Elgin sheriff rules death of pensioner assaulted by mentally ill man could not have been avoided with better treatment
A sheriff has determined that the medical treatment provided to a man who stabbed a pensioner while he was out walking his dog was not inadequate in a way that could have resulted in his death being avoided.
About this case:
- Citation: FAI 11
- Court:Sheriff Court
- Judge:Sheriff Olga Pasportnikov
Frank Kinnis died as a result of head injuries inflicted in the assault by David Johnstone on 21 October 2019 in Birkenhill Woods. It was argued by the Crown that Mr Johnstone’s mental health ought to have prompted a greater degree of intervention which could have prevented Mr Kinnis’ death.
The fatal accident inquiry was conducted by Sheriff Olga Pasportnikov at Elgin Sheriff Court. The Crown was represented by Ms Sun, procurator fiscal depute, and other parties by Iridag, advocate, and Campbell, advocate.
Had he been detained
On 21 October 2019, at Linkwood Farms, Barmuckity, Elgin, Mr Johnstone attacked the deceased, who was unknown to him and was walking his dog at the locus at the time. Following the attack, Mr Johnstone was restrained and arrested by police officers attending at the scene, while Mr Kinnis was taken to Dr Gray’s Hospital, where he succumbed to his injuries the same day. The cause of death was given as blunt force head and facial injuries.
Mr Johnstone was described in evidence as having regularly used cannabis from a young age. He had been briefly prescribed antidepressants for anxiety in April 2019 but stopped taking the medication after a short period. While he had no formal psychiatric history, his family had had concerns about his mental welfare for a few years prior to the assault. He had been assessed by a doctor from his local practice in 2016, who concluded that he was not manic.
On 25 June, following a request by his father, Mr Johnstone was assessed by a doctor, Dr Cattanach, who made an urgent referral to adult psychiatry at Dr Gray’s for him to be reviewed there. He was given an appointment on 1 July 2019 but failed to attend. A letter was then sent to him advising him to contact the hospital to arrange a further appointment.
It was the Crown position that, had Mr Johnstone been detailed in hospital on or after 25 June 2019, Mr Kinnis’ death would have been preventable. There ought to be guidance as to what should happen in the event of non-attendance at an appointment by an individual requiring urgent assessment or treatment, particularly in cases where that individual might not be capable of acting in their own best interest.
Too many unknowns
In her determination, Sheriff Pasportnikov said of whether Mr Johstone ought to have been detained: “Although Dr Cattanach believed that David Johnstone may have been suffering from a mental disorder, she was not satisfied that his ability to make decisions about the provision of medical treatment was significantly impaired to the extent that it was necessary as a matter of urgency to detain him in hospital. Nor was she satisfied that David Johnstone posed a significant risk of harm to himself or others.”
She continued: “There was no evidence to gainsay the exercise of Dr Cattanach’s professional judgement had been correctly done and, accordingly, I accept that there were no grounds for the detention of David Johnstone in hospital in respect of his mental health as at 25 June 2019.”
Addressing whether greater effort should have been made to engage, the sheriff said: “With the benefit of hindsight, a visit to David Johnstone’s home by the mental health team might have been worth attempting. That said, on the basis that David Johnstone did not want his family to be involved, without the assistance of his father, entry to his home may not have been gained.”
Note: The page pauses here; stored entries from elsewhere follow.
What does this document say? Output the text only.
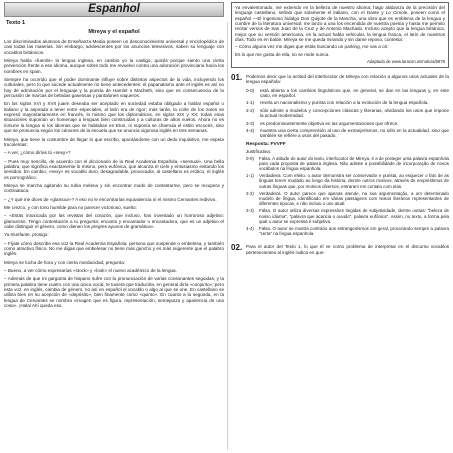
Espanhol
Texto 1
Mireya y el español
Los discriminados alumnos de Enseñanza Media poseen un desconocimiento universal y enciclopédico de casi todas las materias. Sin embargo, adolescentes por los anuncios televisivos, saben su lenguaje con vocablos británicos.
Mireya habla «fuenlis» la lengua inglesa, en cambio yo la castigo, quizás porque siento una cierta prevención frente a ese idioma, aunque sobre todo me revuelvo contra una adoración provinciana hacia los nombres en spain.
Siempre ha ocurrido que el poder dominante influye sobre distintos aspectos de la vida, incluyendo los culturales, pero lo que sucede actualmente no tiene antecedentes: el papanatismo ante el inglés es así no hay de admiración por el lenguaje y la poesía de Hamlet o Macbeth, sino que es consecuencia de la percusión de marcas de bebidas gaseosas y pantalones vaqueros.
En los siglos XVI y XVII juaen deseaba ser aceptado en sociedad estaba obligado a hablar español o italiano y la aspirada a tener entre especiales, al latín era de rigor; más tarde, la corte de los zares se expresó mayoritariamente en francés, lo mismo que los diplomáticos, en siglos XIX y XX; todas esas situaciones suponían un homenaje a lenguas bien construidas y a culturas de altos vuelos. Ahora no es inmune la lengua ni los idiomas que se hablaban en Eton, ni suponía se charnula el estilo escocés, sino que se pronuncia según los cánones de la escuela que se anuncia vigorosa inglés en tres semanas.
Mireya, que tiene la costumbre de llegar lo que escribo, apuntándome con un dedo inquisitivo, me espeta truculentas:
– A ver, ¿cómo dirías tú «sexy»?
– Pues muy sencillo, de acuerdo con el diccionario de la Real Academia Española, «sensual». Una bella palabra, que significa exactamente lo mismo, pero eufónica, que alcanza el cielo y entusiasmo evitando los sentidos. En cambio, «sexy» es vocablo duro, desagradable, provocador, al castellano es erótico, el inglés es pornográfico.
Mireya se marcha agitando su rubia melena y sin encontrar modo de contestarme, pero se recupera y contraataca:
– ¿Y qué me dices de «glamour»? A eso no le encontrarías equivalencia ni el mismo Cervantes redivivo.
Me crezco, y con tono humilde para no parecer victorioso, suelto:
– «Estás intoxicada por las revistas del corazón, que incluso, han inventado un horroroso adjetivo: glamuroso. Tengo contestación a tu pregunta: encanto y encantador o encantadora, que es un adjetivo el cabe distinguir el género, como dienen los pregres ayunos de gramática».
Ya triunfante, prosigo:
– Fíjate cómo describe esa voz la Real Academia Española: persona que suspende o embelesa, y también como atractivo físico. No me digas que embelesar no tiene más gancho y es más sugerente que el palabro inglés.
Mireya se lucha de hora y con cierta mordacidad, pregunta:
– Bueno, a ver cómo expresarías «stock» y «look» el nuevo académico de la lengua.
– Además de que mi garganta de hispano sufre con la pronunciación de varias consonantes seguidas, y la primera palabra tiene cuatro con una única vocal, te tuviera que traducirla, en general diría «conjunto»; pero esta voz, en inglés, cambia de género, no así en español el vocablo o algo al que se une. En castellano se utiliza bien en su acepción de «depósito», bien finamente como «quinto». En cuanto a la segunda, en la lengua de Cervantes se nombra «imagen que es figura, representación, semejanza y apariencia de una cosa». ¡Halal Ahí queda eso.
Ya envalentonado, me extiendo en la belleza de nuestro idioma; hago alabanza de la precisión del lenguaje castellano, señalo que solamente el italiano, con el Dante y Lo Cimole, poseen como el español —El ingenioso hidalgo Don Quijote de la Mancha, una obra que es emblema de la lengua y cumbre de la literatura universal; me lanzo a una los encendida de nuestra poesía y hasta me permito recitar versos de San Juan de la Cruz y de Antonio Machado. Incluso acepto que la lengua británica, mejor que su versión americana, es la actual habla vehicular, la lengua franca, el latín de nuestros días. Todo es en balde. Mireya se me queda mirando y sin darse reposo, contesta:
– Cómo alguna vez me digas que estás buscando un parking, me vas a oír.
Es lo que me gusta de ella, no se rinde nunca.
Adaptado de www.larazon.es/noticia/6878
01. Podemos decir que la actitud del interlocutor de Mireya con relación a algunos usos actuales de la lengua española:
0-0)	está abierta a los cambios lingüísticos que, en general, se dan en las lenguas y, en este caso, en español.
1-1)	revela un nacionalismo y purista con relación a la evolución de la lengua española.
2-2)	sólo admite a modelos y concepciones clásicas y literarias, olvidando los usos que impone la actual modernidad.
3-3)	es predominantemente objetiva en las argumentaciones que ofrece.
4-4)	muestra una cierta comprensión al uso de extranjerismos, no sólo en la actualidad, sino que también se refiere a usos del pasado.
Resposta: FVVFF
Justificativa:
0-0)	Falsa. A atitude do autor do texto, interlocutor de Mireya, é a de proteger uma palavra espanhola para cada proposta de palavra inglesa. Não admite a possibilidade de incorporação de novos vocábulos na língua espanhola.
1-1)	Verdadeira. Com efeito, o autor demonstra ser conservador e purista, ao esquecer o fato de as línguas terem mudado ao longo da história, dentre outros motivos, através de empréstimos de outras línguas que, por motivos diversos, entraram em contato com elas.
2-2)	Verdadeira. O autor parece que apenas atende, na sua argumentação, a um determinado modelo de língua, identificado em várias passagens com textos literários representantes de diferentes épocas, e não incluiu o uso atual.
3-3)	Falsa. O autor utiliza diversas expressões tingidas de subjetividade, dentre outras: "beleza de nosso idioma", "palavra que acaricia o ouvido", palavra eufônica". Assim, no texto, a forma pela qual o autor se expressa é subjetiva.
4-4)	Falsa. O autor se mostra contrário aos estrangeirismos em geral, procurando sempre a palavra "certa" na língua espanhola.
02. Para el autor del Texto 1, lo que él ve como problema de interpretar en el discurso vocablos pertenecientes al inglés radica en que:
She went on to say: “On the basis that I am satisfied that there were no grounds to detain David Johnstone in hospital on 25 June 2019, it would be speculative and therefore inappropriate to try and consider what would have happened if he had attended for an appointment with Dr Davidson between 1 July and 21 October 2021. There are too many unknowns. By way of example, it is not known whether David Johnstone would have satisfied the criteria for detention if he had been seen by Dr Davidson nor is it possible to say whether any treatment would have been prescribed/taken.”
Sheriff Pasportnikov concluded: “I do not consider the Crown’s submissions in relation to concerns about individuals not attending for urgent referral psychiatric appointments to be something this inquiry can issue any recommendation on. It is not a case of ‘one size fits all.’ Mental health care has to be a patient centred approach; if a blanket approach to the treatment of those suffering from mental health issues were to be taken, there would be the fear of going back to the days of large psychiatric institutions.”
The sheriff therefore made no recommendations in terms of the Fatal Accidents and Sudden Deaths etc (Scotland) Act 2016.